Seattle’s homeless are now afforded status as a protected group under the city’s hate crime law.
Last week, the City Council public safety committee approved a proposal that would add homelessness to its protected classes under the existing Malicious Harassment ordinance. The amendment passed the full council unanimously Dec. 10.
This legislation is supported by Mayor Greg Nickels and was developed by the Seattle Human Rights Commission. This group and other community stakeholders cite the rise of brutal attacks on the homeless in recent years, including recent statistics by the National Coalition for the Homeless (NCH) that named Seattle the seventh-most dangerous city for homeless people.
“This has been a long time coming,” says Leo Rhodes of SHARE, one of several to provide personal testimony of unprovoked attacks.
“There are countless stories people haven’t heard, but when a homeless person speaks, no one listens,” he says. “People out on the streets right now don’t feel like human beings.”

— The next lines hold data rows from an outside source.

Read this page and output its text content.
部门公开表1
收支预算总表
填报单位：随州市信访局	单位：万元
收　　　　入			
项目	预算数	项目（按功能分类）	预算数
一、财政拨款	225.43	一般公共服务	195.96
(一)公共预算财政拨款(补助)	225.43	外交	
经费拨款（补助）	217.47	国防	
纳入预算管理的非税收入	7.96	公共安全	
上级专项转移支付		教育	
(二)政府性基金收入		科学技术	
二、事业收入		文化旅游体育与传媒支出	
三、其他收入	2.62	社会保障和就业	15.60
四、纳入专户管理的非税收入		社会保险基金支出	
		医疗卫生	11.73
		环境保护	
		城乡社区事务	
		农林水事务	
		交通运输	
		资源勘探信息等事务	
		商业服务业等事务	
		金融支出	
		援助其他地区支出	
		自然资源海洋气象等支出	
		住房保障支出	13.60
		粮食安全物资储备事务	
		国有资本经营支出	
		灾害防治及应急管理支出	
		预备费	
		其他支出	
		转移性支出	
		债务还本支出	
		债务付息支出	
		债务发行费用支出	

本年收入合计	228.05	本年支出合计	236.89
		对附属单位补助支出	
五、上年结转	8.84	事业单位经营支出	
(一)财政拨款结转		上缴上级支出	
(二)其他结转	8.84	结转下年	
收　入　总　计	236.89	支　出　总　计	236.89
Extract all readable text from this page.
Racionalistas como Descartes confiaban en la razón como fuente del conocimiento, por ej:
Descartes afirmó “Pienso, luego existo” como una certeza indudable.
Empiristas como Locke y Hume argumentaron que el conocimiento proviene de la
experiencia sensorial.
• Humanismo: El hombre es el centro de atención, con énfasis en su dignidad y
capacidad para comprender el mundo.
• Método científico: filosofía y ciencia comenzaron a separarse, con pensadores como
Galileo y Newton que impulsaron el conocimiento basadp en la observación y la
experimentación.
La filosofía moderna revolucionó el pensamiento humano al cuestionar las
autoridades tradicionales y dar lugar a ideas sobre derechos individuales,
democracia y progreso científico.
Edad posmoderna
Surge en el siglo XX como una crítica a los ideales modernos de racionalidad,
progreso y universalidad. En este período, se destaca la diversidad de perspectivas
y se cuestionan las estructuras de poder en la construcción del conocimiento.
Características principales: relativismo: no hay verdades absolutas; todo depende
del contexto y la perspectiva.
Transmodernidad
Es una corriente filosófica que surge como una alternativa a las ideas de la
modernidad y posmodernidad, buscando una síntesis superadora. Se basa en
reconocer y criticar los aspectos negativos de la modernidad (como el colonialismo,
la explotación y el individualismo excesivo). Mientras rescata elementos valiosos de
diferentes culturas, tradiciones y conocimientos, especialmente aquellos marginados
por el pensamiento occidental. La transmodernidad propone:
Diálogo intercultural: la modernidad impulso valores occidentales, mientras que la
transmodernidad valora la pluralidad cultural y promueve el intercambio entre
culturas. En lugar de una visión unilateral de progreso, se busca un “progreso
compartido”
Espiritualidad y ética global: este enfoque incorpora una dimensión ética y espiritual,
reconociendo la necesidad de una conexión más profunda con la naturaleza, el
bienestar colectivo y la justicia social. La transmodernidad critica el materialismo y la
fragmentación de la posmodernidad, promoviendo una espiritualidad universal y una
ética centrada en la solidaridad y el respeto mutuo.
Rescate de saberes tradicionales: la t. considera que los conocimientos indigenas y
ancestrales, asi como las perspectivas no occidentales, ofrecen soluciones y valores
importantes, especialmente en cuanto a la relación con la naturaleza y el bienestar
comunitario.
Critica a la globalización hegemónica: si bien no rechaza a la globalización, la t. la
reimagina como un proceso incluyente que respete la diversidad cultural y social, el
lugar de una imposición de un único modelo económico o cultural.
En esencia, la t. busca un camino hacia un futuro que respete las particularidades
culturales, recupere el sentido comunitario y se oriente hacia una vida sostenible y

“We need to listen to the stories of homeless people,” says Julie Nelson of the Seattle Office of Civil Rights. “When I think about the fact that this is tolerated, it’s horrible, anything I have to say on the matter is secondary,” she says.
Seattle’s malicious harassment law expands on the state law by adding gender identity, marital status, political ideology, age, and parental status to its protected classes, and is meant to offer protection from bodily injury, physical confinement, property damage, and fear of harm.
Amending the ordinance allows prosecutors to charge defendants with an additional crime if the victim is homeless.
“What will help make this truly significant is if, when crimes are committed, the city attorney uses the law to its full extent,” says Alison Eisinger of the Seattle/King County Coalition on Homelessness.
But according to City Attorney Thomas Carr, the ordinance change will have little effect in court.
Carr supports the proposal. “It’s a good change. It highlights things that are happening to homeless people,” he says. But he is quick to point out that the city already takes the law as far as it can constitutionally.
“Seattle’s existing harassment conviction is a gross misdemeanor, with a maximum prison sentence of one year,” he says. “A malicious harassment charge carries no greater sentence.”
Furthermore, a malicious harassment conviction requires proof that the perpetrator targeted the victim because of his or her class. “It generally won’t be charged because a lesser crime with the same sentence will be easier to prove,” Carr says.
The city charged just one person with malicious harassment this year, whereas 451 ordinary harassment charges were filed, according to court record.
But from the human rights perspective, the move to include homelessness means everything.
In a statement released following last week’s hearing, council president Nick Licata stated, “These changes will provide tough measures that demonstrate that the city will not tolerate this kind of behavior.”
If the ordinance is passed, city officials and local stakeholders in the homeless advocacy community plan to couple it with a citywide educational campaign in schools (NCH statistics show that the majority of attacks are perpetrated by youth ages 16-19), for service providers, and for the Seattle Police Department.
They also share the goal of launching a campaign to include homelessness under the state’s hate crime law. At the state level, malicious harassment is a felony and can be punished with multiple years in jail, says Carr.